Python supports gettext, but this is still a different issue. The
Unicode type of Python is precisely that - it is not that Python would
support different wide character implementations internally. Again,
the issue is how source code is encoded.

> So much for the alleged "backward compatibility" non-issue.  :-)
> People are abusing implementation dependencies; Just Say No.

A very radical opinion :-) but I get the feeling you might be missing
the point in question ...

>     Martin> Will you reject a source module just because it contains a
>     Martin> latin-1 comment?
> 
> That depends.  Somebody is going to run it through the converter; it's
> just a question of whether it's me, or the submitter.  

'you' in this case isn't the maintainer of a software package; it is
the Python source code parser...

> GNU Emacs supports your coding system cookies.  XEmacs currently
> doesn't, but we will, I already figured out what the change is and
> told Barry OK.  And I plan to add cookie-checking to my latin-unity
> package (which undoes the Mule screwage that says Latin-1 NO-BREAK
> SPACE != Latin-2 NO-BREAK SPACE).  Other editors can do something
> similar.

I assume you are talking about the -*- coding: foo -*- stuff here?
*This* is the issue in question. Should we allow it, or should we
mandate that all Python source code (not just the one in the Python
CVS) is UTF-8?

> So people who insist on using a national coded character set in their
> editor use cookies.  Then the python-dev crew prepares a couple of
> trivial scripts which munge sources from UTF-8 to national codeset +
> cookie, and back (note you have to strip the cookie on the way back),
> for the sake of people whose editor's Python-mode doesn't grok cookies.

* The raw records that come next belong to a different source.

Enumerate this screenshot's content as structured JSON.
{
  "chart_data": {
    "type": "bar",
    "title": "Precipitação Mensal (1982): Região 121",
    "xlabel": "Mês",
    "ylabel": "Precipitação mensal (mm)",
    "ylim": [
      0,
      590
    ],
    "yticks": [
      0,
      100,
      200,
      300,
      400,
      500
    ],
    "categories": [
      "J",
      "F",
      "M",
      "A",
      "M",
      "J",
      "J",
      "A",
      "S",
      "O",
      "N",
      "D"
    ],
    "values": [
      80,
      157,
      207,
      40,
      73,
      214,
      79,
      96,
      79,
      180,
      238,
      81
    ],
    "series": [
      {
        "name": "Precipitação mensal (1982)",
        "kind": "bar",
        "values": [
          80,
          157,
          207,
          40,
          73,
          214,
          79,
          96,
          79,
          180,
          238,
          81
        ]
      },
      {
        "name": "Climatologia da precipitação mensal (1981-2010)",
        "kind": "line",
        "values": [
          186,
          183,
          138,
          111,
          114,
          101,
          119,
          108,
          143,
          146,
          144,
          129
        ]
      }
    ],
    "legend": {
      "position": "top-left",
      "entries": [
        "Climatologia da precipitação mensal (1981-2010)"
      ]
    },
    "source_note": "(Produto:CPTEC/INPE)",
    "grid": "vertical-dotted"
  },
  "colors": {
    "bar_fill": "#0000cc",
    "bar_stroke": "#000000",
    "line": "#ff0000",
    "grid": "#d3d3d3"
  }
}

Again, not the issue: Most people run Python programs without ever
submitting them to python-dev :-)

You may wonder why Python (the programming language) needs to worry
about the encoding at all. The reason is that we allow Unicode
literals, in the form

   u"text"

The question is what is the encoding of "text", on disk. In memory, it
will be 2-byte Unicode, so the interpreter needs to convert. To do
that, it must know what the encoding is, on disk. The choices are
using either UTF-8, or allowing encoding cookies.

> My apologies for the flood.  I've been thinking about exactly this
> kind of transition for XEmacs for about 5 years now, this compresses
> all of that into a few dozen lines....

I'm not sure whether a similar issue exists in XEmacs: the encoding of
ELisp would be closest, but only if the Lisp interpreter ever needs to
worry about that.

Regards,
Martin